Tor Browser fingerprint expectations
Tor Browser is the most hardened mainstream browser against fingerprinting. But "hardened" is not "perfect" — run a live test to see what our probes can and cannot detect in your Tor session.
How Tor Browser defeats fingerprinting — and where its limits are
Tor Browser is Firefox ESR with a set of hardening patches maintained by the Tor Project. Its fingerprint resistance strategy differs fundamentally from other browsers: rather than blocking tracking scripts (which simply shifts the arms race), it makes all Tor users look identical to one another. This uniformity is the core defence.
Canvas and WebGL readbacks are blocked entirely — the browser prompts the user before allowing a site to read canvas image data, and by default returns a blank or permission-denied response. The reported window size is normalised to a standard value regardless of actual screen dimensions (typically 1000×1000 or constrained to a letterboxed safe area). The timezone is always reported as UTC, regardless of the user's actual timezone. System fonts are limited to a small curated set so font detection probes cannot distinguish users by installed font list.
All traffic is routed through the Tor anonymity network, so the IP address seen by a destination server belongs to a Tor exit node, not the user. The exit node IP is publicly listed, meaning sites can detect Tor use but cannot identify the real IP.
Remaining signals include the User-Agent string (which identifies Tor Browser's Firefox ESR version — a known Tor fingerprint), the normalised screen dimensions themselves (which are characteristic), and any JavaScript API the browser doesn't explicitly restrict.
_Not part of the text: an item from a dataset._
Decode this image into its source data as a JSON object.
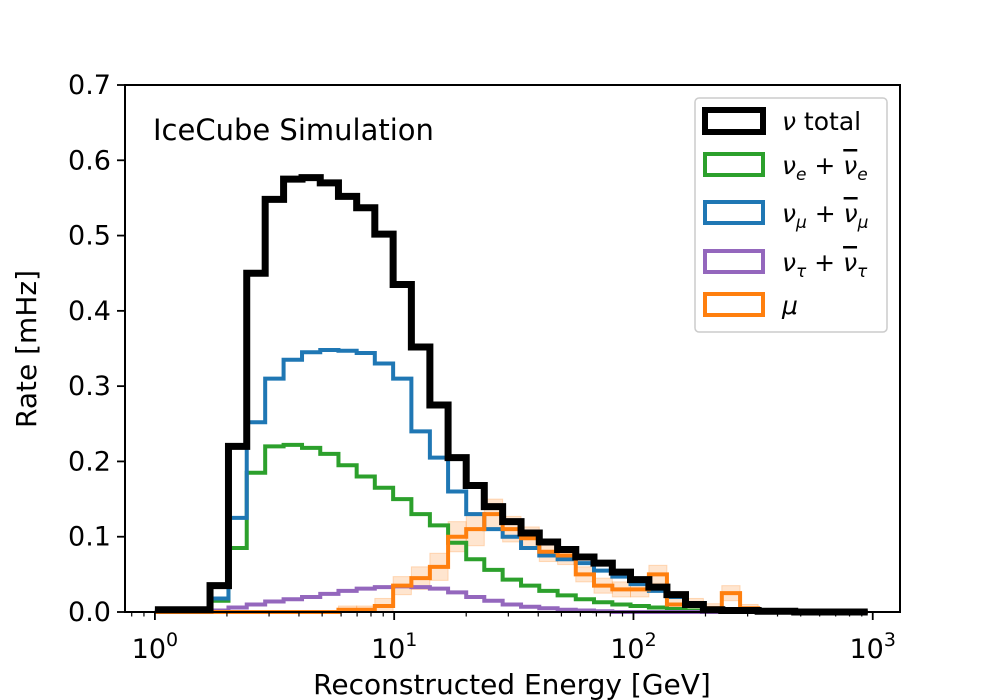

The Security Level setting (Standard, Safer, Safest) progressively disables JavaScript and other APIs; Safest mode disables JS entirely, eliminating client-side probes at the cost of breaking most web apps.
What we measure in your Tor Browser session
- User-Agent — Firefox ESR version, Tor detection via UA pattern
- HTTP headers — Accept-Language, timezone, header fingerprint
- Screen & display — normalised window size, letterboxing detection
- System locale & timezone — spoofed UTC timezone detection
- Canvas fingerprint — blocked/blank response detection
- WebGL — blocked or restricted output detection
- Audio fingerprint — blocked AudioContext detection
- Font detection — restricted curated font set detection
- Hardware signals — spoofed or restricted hardware API output
- IP geolocation — Tor exit node country, ISP (local MaxMind lookup)
Run a live analysis inside Tor Browser to see how our probes respond.
Check my Tor Browser scoreFrequently asked questions
Will this tool show a low exposure score in Tor Browser?
Typically yes — Tor Browser's protections (canvas block, UTC timezone, normalised window, restricted fonts) trip many of the fingerprint probes to either blocked or spoofed results, which is counted as a positive privacy signal. The score reflects what our probes can infer. A Tor Browser user on Safer/Safest level will typically score in the low-exposure range, with the Tor exit node IP as the main remaining geographic signal.
Is the Tor Browser User-Agent itself a fingerprint?
It is a cohort identifier rather than an individual fingerprint. Because thousands of Tor Browser users share the same User-Agent string (tied to the current ESR release), sites can identify the browser as Tor Browser but cannot distinguish between users within that cohort. The Tor Project intentionally keeps all users on the same UA version to maintain this crowd anonymity.
Should I keep the Security Level at Safer or Safest?
Safer disables JavaScript on non-HTTPS sites and removes some risky JS features. Safest disables JavaScript entirely, removing all client-side fingerprint vectors but breaking most modern web applications. Standard provides usable browsing with Tor's default protections. For most high-risk anonymity use cases, Safer is a reasonable balance. Safest is appropriate when anonymity is paramount and functionality is secondary.